Extra Tools
While Kali does come with a plethora of tools for completing the labs, there are several that I've found to be extremely helpful that need to be added manually. There are also many many tools that are installed specifically for certain challenges, but I'm not covering those here.
Note: I provision a lot of these tools on a fresh Kali box with an Ansible script. It needs a few edits at this point, but it should give you an idea of what I add at a glance. Here I am highlighting several specific tools I use heavily that aren't in the default Kali image.
Tools / Software
- VSCodium: as with my main machine VSCodium is very nice to have, though in this case more for editing payloads and writing scripts.
- Vivaldi: Firefox is the Kali default, but it's helpful to have a Chromium based browser and Vivaldi is excellent.

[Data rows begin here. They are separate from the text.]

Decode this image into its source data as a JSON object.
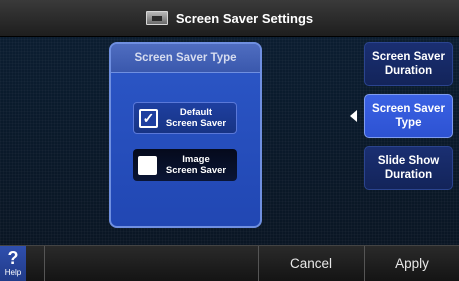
{
  "title": {
    "text": "Screen Saver Settings",
    "icon": "screen-icon"
  },
  "panel": {
    "header": "Screen Saver Type",
    "options": [
      {
        "label_line1": "Default",
        "label_line2": "Screen Saver",
        "checked": true,
        "check_glyph": "✓"
      },
      {
        "label_line1": "Image",
        "label_line2": "Screen Saver",
        "checked": false,
        "check_glyph": ""
      }
    ]
  },
  "side_menu": {
    "items": [
      {
        "line1": "Screen Saver",
        "line2": "Duration",
        "active": false
      },
      {
        "line1": "Screen Saver",
        "line2": "Type",
        "active": true
      },
      {
        "line1": "Slide Show",
        "line2": "Duration",
        "active": false
      }
    ]
  },
  "bottom_bar": {
    "help_symbol": "?",
    "help_label": "Help",
    "cancel_label": "Cancel",
    "apply_label": "Apply"
  },
  "colors": {
    "accent": "#2d52d2",
    "panel": "#2147b3",
    "background": "#0a1a2b"
  }
}
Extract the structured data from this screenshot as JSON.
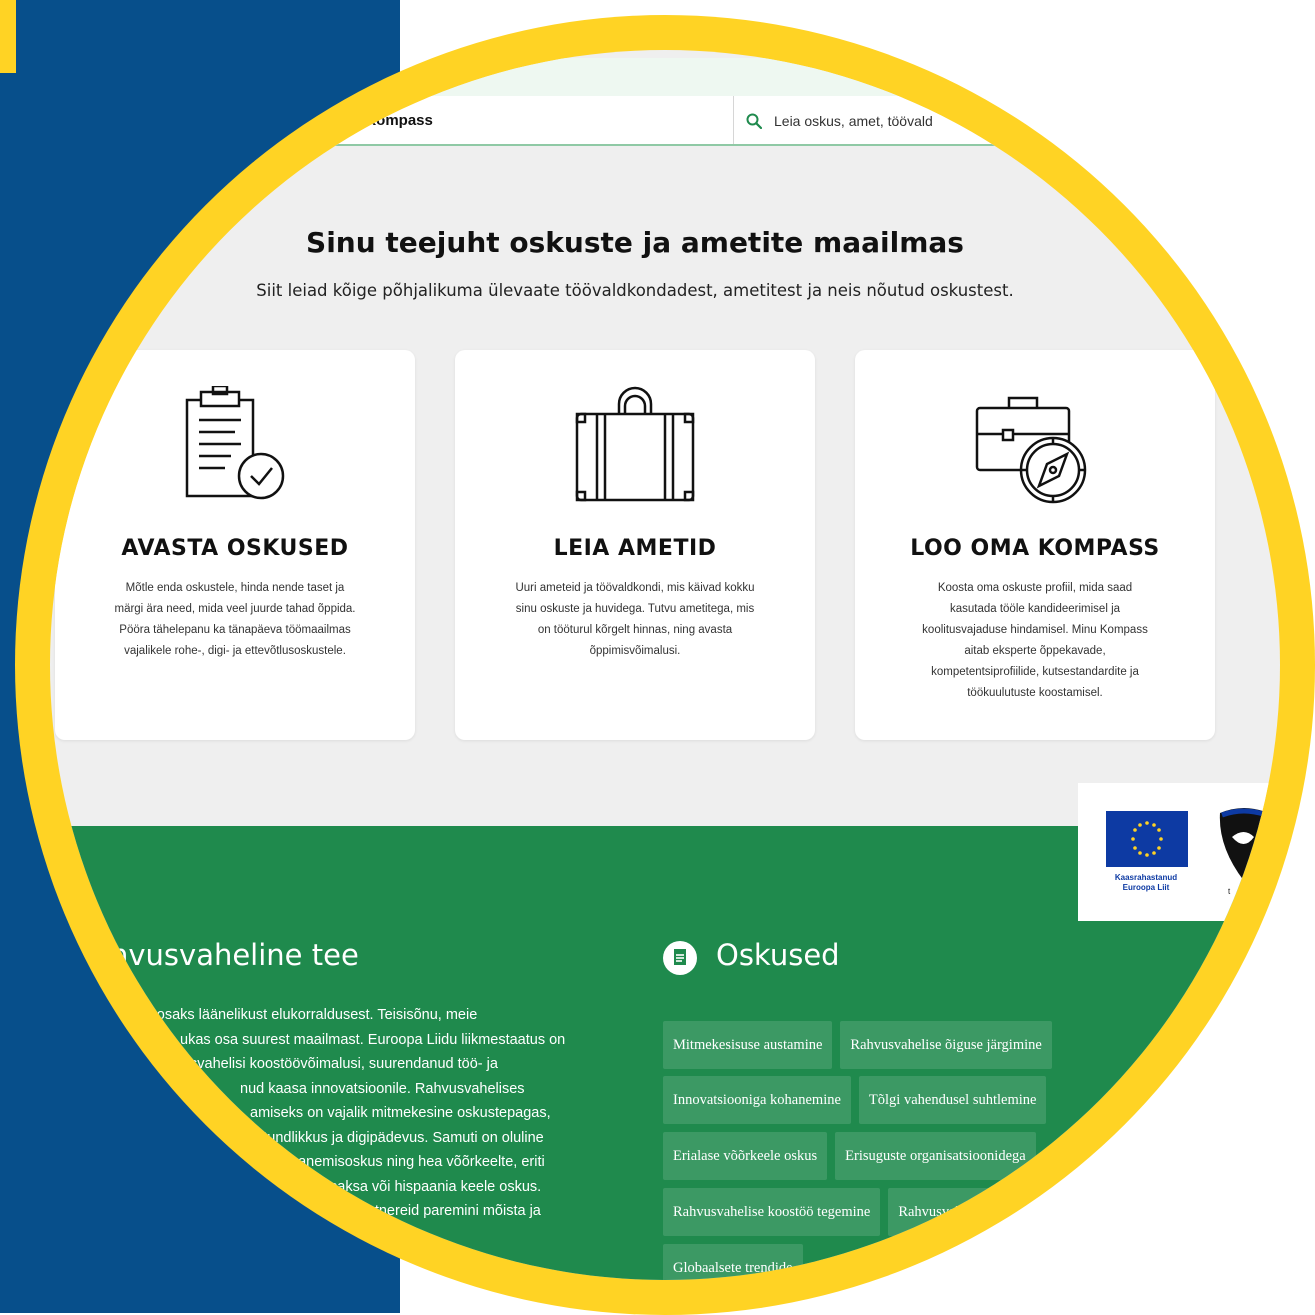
{
  "header": {
    "brand": "u Kompass",
    "search_placeholder": "Leia oskus, amet, töövald"
  },
  "hero": {
    "title": "Sinu teejuht oskuste ja ametite maailmas",
    "subtitle": "Siit leiad kõige põhjalikuma ülevaate töövaldkondadest, ametitest ja neis nõutud oskustest."
  },
  "cards": [
    {
      "icon": "clipboard-check-icon",
      "title": "AVASTA OSKUSED",
      "lines": [
        "Mõtle enda oskustele, hinda nende taset ja",
        "märgi ära need, mida veel juurde tahad õppida.",
        "Pööra tähelepanu ka tänapäeva töömaailmas",
        "vajalikele rohe-, digi- ja ettevõtlusoskustele."
      ]
    },
    {
      "icon": "suitcase-icon",
      "title": "LEIA AMETID",
      "lines": [
        "Uuri ameteid ja töövaldkondi, mis käivad kokku",
        "sinu oskuste ja huvidega. Tutvu ametitega, mis",
        "on tööturul kõrgelt hinnas, ning avasta",
        "õppimisvõimalusi."
      ]
    },
    {
      "icon": "briefcase-compass-icon",
      "title": "LOO OMA KOMPASS",
      "lines": [
        "Koosta oma oskuste profiil, mida saad",
        "kasutada tööle kandideerimisel ja",
        "koolitusvajaduse hindamisel. Minu Kompass",
        "aitab eksperte õppekavade,",
        "kompetentsiprofiilide, kutsestandardite ja",
        "töökuulutuste koostamisel."
      ]
    }
  ],
  "logos": {
    "eu_caption_1": "Kaasrahastanud",
    "eu_caption_2": "Euroopa Liit",
    "emblem_text": "t"
  },
  "section": {
    "title": "hvusvaheline tee",
    "lines": [
      "ee olla osaks läänelikust elukorraldusest. Teisisõnu, meie",
      "ukas osa suurest maailmast. Euroopa Liidu liikmestaatus on",
      "svahelisi koostöövõimalusi, suurendanud töö- ja",
      "nud kaasa innovatsioonile. Rahvusvahelises",
      "amiseks on vajalik mitmekesine oskustepagas,",
      "itundlikkus ja digipädevus. Samuti on oluline",
      "hanemisoskus ning hea võõrkeelte, eriti",
      "saksa või hispaania keele oskus.",
      "rtnereid paremini mõista ja"
    ]
  },
  "skills": {
    "title": "Oskused",
    "rows": [
      [
        "Mitmekesisuse austamine",
        "Rahvusvahelise õiguse järgimine"
      ],
      [
        "Innovatsiooniga kohanemine",
        "Tõlgi vahendusel suhtlemine"
      ],
      [
        "Erialase võõrkeele oskus",
        "Erisuguste organisatsioonidega"
      ],
      [
        "Rahvusvahelise koostöö tegemine",
        "Rahvusvaheline"
      ],
      [
        "Globaalsete trendide"
      ]
    ]
  },
  "colors": {
    "blue": "#074f8b",
    "yellow": "#ffd324",
    "green": "#1f8a4d"
  }
}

- Terminator: it's a good terminal multiplexer and has built-in logging as mnetioned in the setup. A good alternative if you live in
tmux
and don't need the multiplexer function is Alacritty. - Rustscan: Wicked fast port scanner
- Feroxbuster: Fuzzing tool that I prefer for most use cases over
gobuster
. - Docker: many tools, including Rustscan, can be run via Docker containers so it's super handy to have this ready to go.
- Browser proxy: to get ZAP and Burp to talk to the browser a proxy plugin is recommended. On Firefox I use FoxyProxy and for Vivaldi I have Proxy SwitchyOmega both configured for localhost:8080 as the listening port.
- Wappalyzer: A browser plugin that tries to figure out what tech stack a website is using.
- HackTools: Handy extension to help generate reverse shells, among other abilities.
Lastly both Rustscan and Feroxbuster are Rust based tools, so you will need to install Rust in order to use them.